5 Comments
 

Wouldn’t NBO be typically IOI stage? If so, i’d imagine it to be generally higher since you want to make a competitive offer and make the seller excited. Once you’re bid goes through and you have some more time to DD and it’s time for you to LOI / exclusivity (binding), I’d imagine price to go down because they buyers have had more time to “look at the asset” and value it accordingly. That said, if it’s an extremely competitive / attractive asset I could see how price may go up in the 2nd stage.

 

Adding on weaslbee comment, binding offer could be lower than NBO in the case one party has accelerated their process and diligence, and could potentially pre-empt at a lower price and excite management of the target by deliverability. This could make management choose an offer based on deliverability vs price and thus binding offer could be lower than NBO.

However, I'd say that the most common factor on Binding NBO would be new information available post-NBO such as poor trading performance, new information on customer churn, key management suddenly leaving, etc. 

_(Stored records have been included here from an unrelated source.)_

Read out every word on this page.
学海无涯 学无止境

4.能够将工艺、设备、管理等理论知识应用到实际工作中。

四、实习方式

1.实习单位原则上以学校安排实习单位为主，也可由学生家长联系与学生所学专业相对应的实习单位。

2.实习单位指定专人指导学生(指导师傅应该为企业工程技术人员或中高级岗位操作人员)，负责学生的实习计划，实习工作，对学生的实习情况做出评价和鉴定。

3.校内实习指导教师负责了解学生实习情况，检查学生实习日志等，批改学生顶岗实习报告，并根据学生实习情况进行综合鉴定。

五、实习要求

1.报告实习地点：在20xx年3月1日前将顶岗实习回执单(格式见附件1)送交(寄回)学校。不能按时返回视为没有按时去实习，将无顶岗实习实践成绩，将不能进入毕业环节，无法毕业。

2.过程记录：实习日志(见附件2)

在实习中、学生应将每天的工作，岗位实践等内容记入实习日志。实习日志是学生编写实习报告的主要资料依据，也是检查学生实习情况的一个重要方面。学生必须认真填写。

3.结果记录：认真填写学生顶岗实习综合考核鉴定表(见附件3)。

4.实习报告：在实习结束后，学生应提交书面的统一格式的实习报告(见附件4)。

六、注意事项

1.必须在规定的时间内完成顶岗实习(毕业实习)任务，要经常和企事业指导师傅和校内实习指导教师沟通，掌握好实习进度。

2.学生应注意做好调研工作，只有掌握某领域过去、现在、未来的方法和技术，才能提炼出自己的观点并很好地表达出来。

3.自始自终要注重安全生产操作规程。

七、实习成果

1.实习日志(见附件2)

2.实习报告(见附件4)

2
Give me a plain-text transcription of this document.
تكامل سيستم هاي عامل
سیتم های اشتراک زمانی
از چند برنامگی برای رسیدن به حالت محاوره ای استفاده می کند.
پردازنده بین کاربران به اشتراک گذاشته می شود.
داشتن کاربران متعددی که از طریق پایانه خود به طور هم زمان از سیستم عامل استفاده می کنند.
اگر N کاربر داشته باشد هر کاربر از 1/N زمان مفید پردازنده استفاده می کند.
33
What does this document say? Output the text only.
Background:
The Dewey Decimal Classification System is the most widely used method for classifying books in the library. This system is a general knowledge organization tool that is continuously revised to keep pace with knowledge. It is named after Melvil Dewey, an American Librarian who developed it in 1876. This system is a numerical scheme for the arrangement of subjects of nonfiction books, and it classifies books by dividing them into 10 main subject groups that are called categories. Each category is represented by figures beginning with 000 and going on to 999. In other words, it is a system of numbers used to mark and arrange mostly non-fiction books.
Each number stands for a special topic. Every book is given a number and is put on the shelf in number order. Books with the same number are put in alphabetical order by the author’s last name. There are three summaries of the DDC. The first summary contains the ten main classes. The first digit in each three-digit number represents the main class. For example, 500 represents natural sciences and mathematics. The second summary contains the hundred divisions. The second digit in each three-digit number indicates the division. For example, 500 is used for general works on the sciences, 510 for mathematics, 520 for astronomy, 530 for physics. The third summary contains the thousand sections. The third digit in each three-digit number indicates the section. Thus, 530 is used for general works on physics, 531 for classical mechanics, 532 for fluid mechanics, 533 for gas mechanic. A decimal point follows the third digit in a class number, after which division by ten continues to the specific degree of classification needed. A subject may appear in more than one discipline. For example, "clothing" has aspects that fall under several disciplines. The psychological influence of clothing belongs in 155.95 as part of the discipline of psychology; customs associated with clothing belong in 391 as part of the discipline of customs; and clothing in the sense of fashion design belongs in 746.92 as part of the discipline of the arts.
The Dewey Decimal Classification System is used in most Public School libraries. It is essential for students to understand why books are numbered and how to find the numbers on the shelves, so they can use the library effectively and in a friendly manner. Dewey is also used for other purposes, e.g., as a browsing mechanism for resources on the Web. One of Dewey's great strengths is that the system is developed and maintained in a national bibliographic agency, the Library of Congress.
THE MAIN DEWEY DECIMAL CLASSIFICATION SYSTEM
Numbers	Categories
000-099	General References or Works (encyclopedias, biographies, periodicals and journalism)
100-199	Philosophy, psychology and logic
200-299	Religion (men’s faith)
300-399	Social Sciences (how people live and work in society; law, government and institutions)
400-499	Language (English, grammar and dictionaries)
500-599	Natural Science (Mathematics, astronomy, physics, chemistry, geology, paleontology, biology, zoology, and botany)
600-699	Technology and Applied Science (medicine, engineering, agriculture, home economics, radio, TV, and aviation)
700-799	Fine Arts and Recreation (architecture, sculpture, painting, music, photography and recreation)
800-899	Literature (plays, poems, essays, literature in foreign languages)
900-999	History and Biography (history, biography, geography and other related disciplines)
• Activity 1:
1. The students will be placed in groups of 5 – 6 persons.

Overall, I wouldn't think Binding NBO is that uncommon. 

 
Most Helpful

It could be, it couldn't be, it's really circumstance specific. I don't think there is a universal pattern outside of closing adjustments, or maybe I'm just not aware. I've seen issues uncovered during confirmatory and a downward adjustment but after more negotiation. That's why sellers try to keep those timelines tight and the process focused.

From a sell-side perspective, retrading the intial offer is not a good look and obviously not received well by sellers. It's a point of discussion when an offer feels too out there and there is a period of trying to understand intentions. Putting in an LOI costs nothing, it's nonbinding and that's good cover for other things. The one I've seen is competitor fishing for intel with no intention to bid.